NOTE 1.  NATURE OF BUSINESS

 

General Nature of Business. GNC Holdings, Inc., a Delaware corporation (“Holdings,” and collectively with its subsidiaries and, unless the context requires otherwise, its and their respective predecessors, the “Company”), is a global specialty retailer of health and wellness products, which include: vitamins, minerals and herbal supplements, sports nutrition products, diet products and other wellness products.

 

The Company is vertically integrated, as its operations consist of purchasing raw materials, formulating and manufacturing products and selling the finished products through its three segments: Retail, Franchising and Manufacturing/Wholesale. Corporate retail store operations are located in the United States, Canada and Puerto Rico, and in addition, the Company offers products domestically through GNC.com, LuckyVitamin.com and www.drugstore.com. Franchise stores are located in the United States and over 50 international countries (including distribution centers where retail sales are made). The Company operates its primary manufacturing facilities in South Carolina and distribution centers in Arizona, Pennsylvania and South Carolina. The Company manufactures the majority of its branded products, but also merchandises various third-party products. Additionally, the Company licenses the use of its trademarks and trade names.

 

The processing, formulation, packaging, labeling and advertising of the Company’s products are subject to regulation by one or more federal agencies, including the Food and Drug Administration (the “FDA”), the Federal Trade Commission, the Consumer Product Safety Commission, the United States Department of Agriculture and the Environmental Protection Agency. These activities are also regulated by various agencies of the states and localities in which the Company’s products are sold.

 

Recent Significant Transactions. In April 2011, Holdings consummated an initial public offering (the “IPO”) of 25.9 million shares of its Class A common stock, par value $0.001 per share (the “Class A common stock”), at an IPO price of $16.00 per share. Prior to the IPO, Holdings’ outstanding common stock was principally owned by Ontario Teachers’ Pension Plan Board (“OTPP”) and Ares Corporate Opportunities Fund II L.P. (“Ares”, and together with OTPP, collectively referred to as the “Sponsors”). In March 2012, OTPP converted all of its shares of Class B common stock into an equal number of shares of Class A common stock.
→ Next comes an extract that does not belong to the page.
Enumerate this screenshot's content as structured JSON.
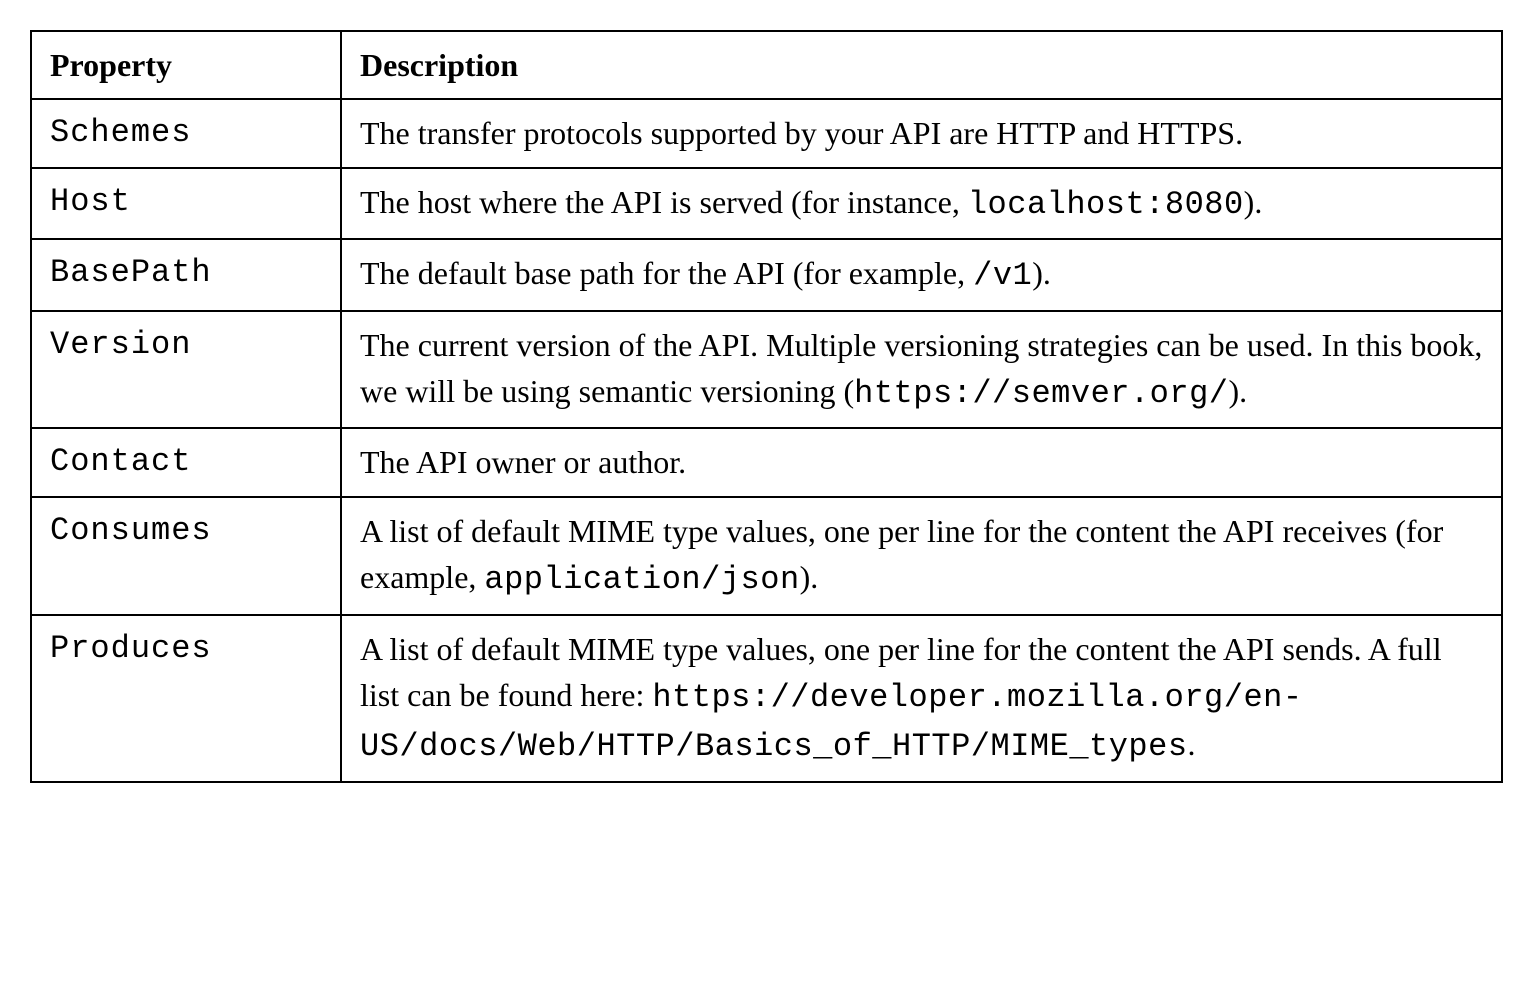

Subsequent to the IPO, certain of Holdings’ stockholders, including the Sponsors, completed the following registered offerings of Class A common stock:

 

·                  in October 2011, 23.0 million shares at $24.75 per share;

·                  in March 2012, 19.6 million shares at $33.50 per share;

·                  in August 2012,10.0 million shares at $38.42 per share; and

·                  in November 2012, 11.7 million shares at $35.20 per share.

 

In conjunction with the August 2012 offering, the Company repurchased an additional six million shares of Class A common stock from Ares as part of a share repurchase program. As of December 31, 2012, Ares no longer owns any shares of our capital stock and OTPP owns less than 10,000 shares of our Class A common stock. The IPO, the offerings, and the repurchase of the six million shares of Class A common stock are collectively herein referred to as the “Offerings.”

 

As of September 30, 2013, the Company had completed $238.4 million of its February 2013 approved $250.0 million share repurchase program of Class A common stock.

 

In March 2011, GNC Corporation and General Nutrition Centers, Inc., each a wholly owned subsidiary of Holdings, entered into a Credit Agreement (the “Credit Agreement”), that provided for a $1.2 billion term loan (the “Term Loan Facility”) and an $80.0 million revolving credit facility (the “Revolving Credit Facility” and together with the Term Loan Facility, the “Senior Credit Facility”). In August 2012, the Credit Agreement was amended to increase the outstanding borrowings by $200.0 million (the “Incremental Term Loan”).  In October 2012, the Credit Agreement was amended to adjust the per annum interest rate to the greater of LIBOR and 1.00%, plus an applicable margin of 2.75%.